AI Navigate

Test-time RL alignment exposes task familiarity artifacts in LLM benchmarks

arXiv cs.LG / 3/16/2026

📰 NewsModels & Research

Key Points

  • The paper proposes a two-stage test-time RL alignment to remove task familiarity artifacts in LLM benchmarks and does not require task-specific training data.
  • Stage 1 uses RL with a single sample to align the model to the task format, and Stage 2 uses test-time RL with a majority-voting reward to align the model with the benchmark distribution.
  • The approach achieves performance comparable to supervised fine-tuning-based train-before-test on a domain-specific benchmark without training data, and reduces the gap between base and fine-tuned models on reasoning tasks.
  • The findings suggest many reported gains from RL or SFT may reflect task familiarity rather than true reasoning capability, prompting a rethink of benchmarking practices.

Abstract

Direct evaluation of LLMs on benchmarks can be misleading because comparatively strong performance may reflect task familiarity rather than capability. The train-before-test approach controls for task familiarity by giving each model task-relevant training before evaluation, originally through supervised finetuning. However, suitable training data is often hard to come by, and evaluation results vary with the data chosen.
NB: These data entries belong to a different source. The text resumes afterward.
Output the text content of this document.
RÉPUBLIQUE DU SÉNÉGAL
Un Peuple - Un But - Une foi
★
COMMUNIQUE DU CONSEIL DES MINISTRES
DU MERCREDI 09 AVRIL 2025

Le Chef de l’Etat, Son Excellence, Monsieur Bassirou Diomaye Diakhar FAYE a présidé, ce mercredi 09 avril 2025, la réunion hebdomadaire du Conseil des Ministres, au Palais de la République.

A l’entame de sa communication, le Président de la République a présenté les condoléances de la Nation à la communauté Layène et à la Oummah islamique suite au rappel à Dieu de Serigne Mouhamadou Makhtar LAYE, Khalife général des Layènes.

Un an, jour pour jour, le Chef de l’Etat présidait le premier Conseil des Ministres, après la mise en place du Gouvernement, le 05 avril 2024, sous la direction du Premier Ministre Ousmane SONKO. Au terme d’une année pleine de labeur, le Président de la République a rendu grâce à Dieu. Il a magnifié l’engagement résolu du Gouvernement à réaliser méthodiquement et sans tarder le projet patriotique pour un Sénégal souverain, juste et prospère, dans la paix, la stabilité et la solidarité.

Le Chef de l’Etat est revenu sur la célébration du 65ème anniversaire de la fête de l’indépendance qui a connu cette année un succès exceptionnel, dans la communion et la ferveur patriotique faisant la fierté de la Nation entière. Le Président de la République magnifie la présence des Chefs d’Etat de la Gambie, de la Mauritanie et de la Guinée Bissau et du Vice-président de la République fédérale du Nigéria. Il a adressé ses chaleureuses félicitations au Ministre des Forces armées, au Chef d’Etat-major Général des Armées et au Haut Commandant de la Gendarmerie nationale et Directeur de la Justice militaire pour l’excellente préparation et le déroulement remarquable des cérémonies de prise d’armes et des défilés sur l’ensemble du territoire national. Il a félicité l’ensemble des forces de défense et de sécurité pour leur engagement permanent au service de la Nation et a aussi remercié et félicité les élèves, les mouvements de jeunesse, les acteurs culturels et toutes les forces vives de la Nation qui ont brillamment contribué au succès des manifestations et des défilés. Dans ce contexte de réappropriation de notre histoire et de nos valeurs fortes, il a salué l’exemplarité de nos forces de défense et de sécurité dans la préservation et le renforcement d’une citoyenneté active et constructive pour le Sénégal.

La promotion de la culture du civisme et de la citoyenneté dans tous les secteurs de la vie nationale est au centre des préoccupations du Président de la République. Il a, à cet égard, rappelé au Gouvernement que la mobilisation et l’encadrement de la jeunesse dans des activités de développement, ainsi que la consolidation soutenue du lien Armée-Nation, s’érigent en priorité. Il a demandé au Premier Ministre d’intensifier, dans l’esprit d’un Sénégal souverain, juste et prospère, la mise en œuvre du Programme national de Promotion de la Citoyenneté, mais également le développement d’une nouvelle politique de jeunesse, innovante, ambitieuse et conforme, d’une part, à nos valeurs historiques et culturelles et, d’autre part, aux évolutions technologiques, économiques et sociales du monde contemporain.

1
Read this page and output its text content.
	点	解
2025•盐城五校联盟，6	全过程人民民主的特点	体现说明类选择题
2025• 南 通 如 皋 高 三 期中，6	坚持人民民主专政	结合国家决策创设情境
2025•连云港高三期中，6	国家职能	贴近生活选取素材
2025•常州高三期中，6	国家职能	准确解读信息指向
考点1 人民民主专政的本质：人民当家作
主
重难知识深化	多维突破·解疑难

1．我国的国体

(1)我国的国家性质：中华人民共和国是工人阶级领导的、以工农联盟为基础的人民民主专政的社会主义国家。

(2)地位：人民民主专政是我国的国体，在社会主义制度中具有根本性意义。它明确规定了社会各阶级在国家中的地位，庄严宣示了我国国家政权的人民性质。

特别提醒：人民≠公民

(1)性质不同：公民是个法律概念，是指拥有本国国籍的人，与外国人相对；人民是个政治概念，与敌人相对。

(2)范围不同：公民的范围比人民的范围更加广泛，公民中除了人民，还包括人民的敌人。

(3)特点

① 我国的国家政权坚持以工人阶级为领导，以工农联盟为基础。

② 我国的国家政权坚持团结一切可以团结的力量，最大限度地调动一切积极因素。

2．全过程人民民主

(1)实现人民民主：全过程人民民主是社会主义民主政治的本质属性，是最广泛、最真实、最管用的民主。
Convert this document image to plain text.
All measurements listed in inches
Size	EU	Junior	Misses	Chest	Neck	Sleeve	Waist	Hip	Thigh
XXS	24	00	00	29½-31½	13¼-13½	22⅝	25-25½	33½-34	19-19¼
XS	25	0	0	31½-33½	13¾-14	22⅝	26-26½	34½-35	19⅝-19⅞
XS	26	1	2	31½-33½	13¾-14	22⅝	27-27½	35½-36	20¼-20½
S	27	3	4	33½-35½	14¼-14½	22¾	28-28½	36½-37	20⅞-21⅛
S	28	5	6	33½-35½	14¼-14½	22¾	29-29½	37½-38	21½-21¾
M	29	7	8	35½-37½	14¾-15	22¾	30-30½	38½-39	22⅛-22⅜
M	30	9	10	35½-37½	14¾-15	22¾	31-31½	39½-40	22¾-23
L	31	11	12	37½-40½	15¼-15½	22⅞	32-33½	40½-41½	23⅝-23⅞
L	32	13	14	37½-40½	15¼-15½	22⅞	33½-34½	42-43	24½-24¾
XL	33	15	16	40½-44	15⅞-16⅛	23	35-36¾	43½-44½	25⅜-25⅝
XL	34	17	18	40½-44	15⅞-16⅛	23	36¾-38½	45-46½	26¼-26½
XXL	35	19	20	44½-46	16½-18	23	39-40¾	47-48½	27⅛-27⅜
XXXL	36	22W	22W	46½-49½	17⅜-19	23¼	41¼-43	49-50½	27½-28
In this paper, we propose a two-stage test-time reinforcement learning (RL) alignment method for train-before-test. First, RL with a single sample provides a first alignment of the model to the task format, and second, test-time RL with majority-voting reward aligns the model to the benchmark distribution. Our test-time RL alignment method aligns similarly well as SFT-based train-before test, but without requiring a task-specific training set. On a domain-specific benchmark without training data, we show that direct evaluation underestimates base models which perform substantially better once aligned, yielding a more faithful evaluation of their capabilities. Moreover, for reasoning tasks, the performance gap between fine-tuned models and their base models largely disappears after alignment, suggesting that many gains from RLVR/SFT reported in the literature are not a difference in reasoning capability, but rather artifacts of task familiarity.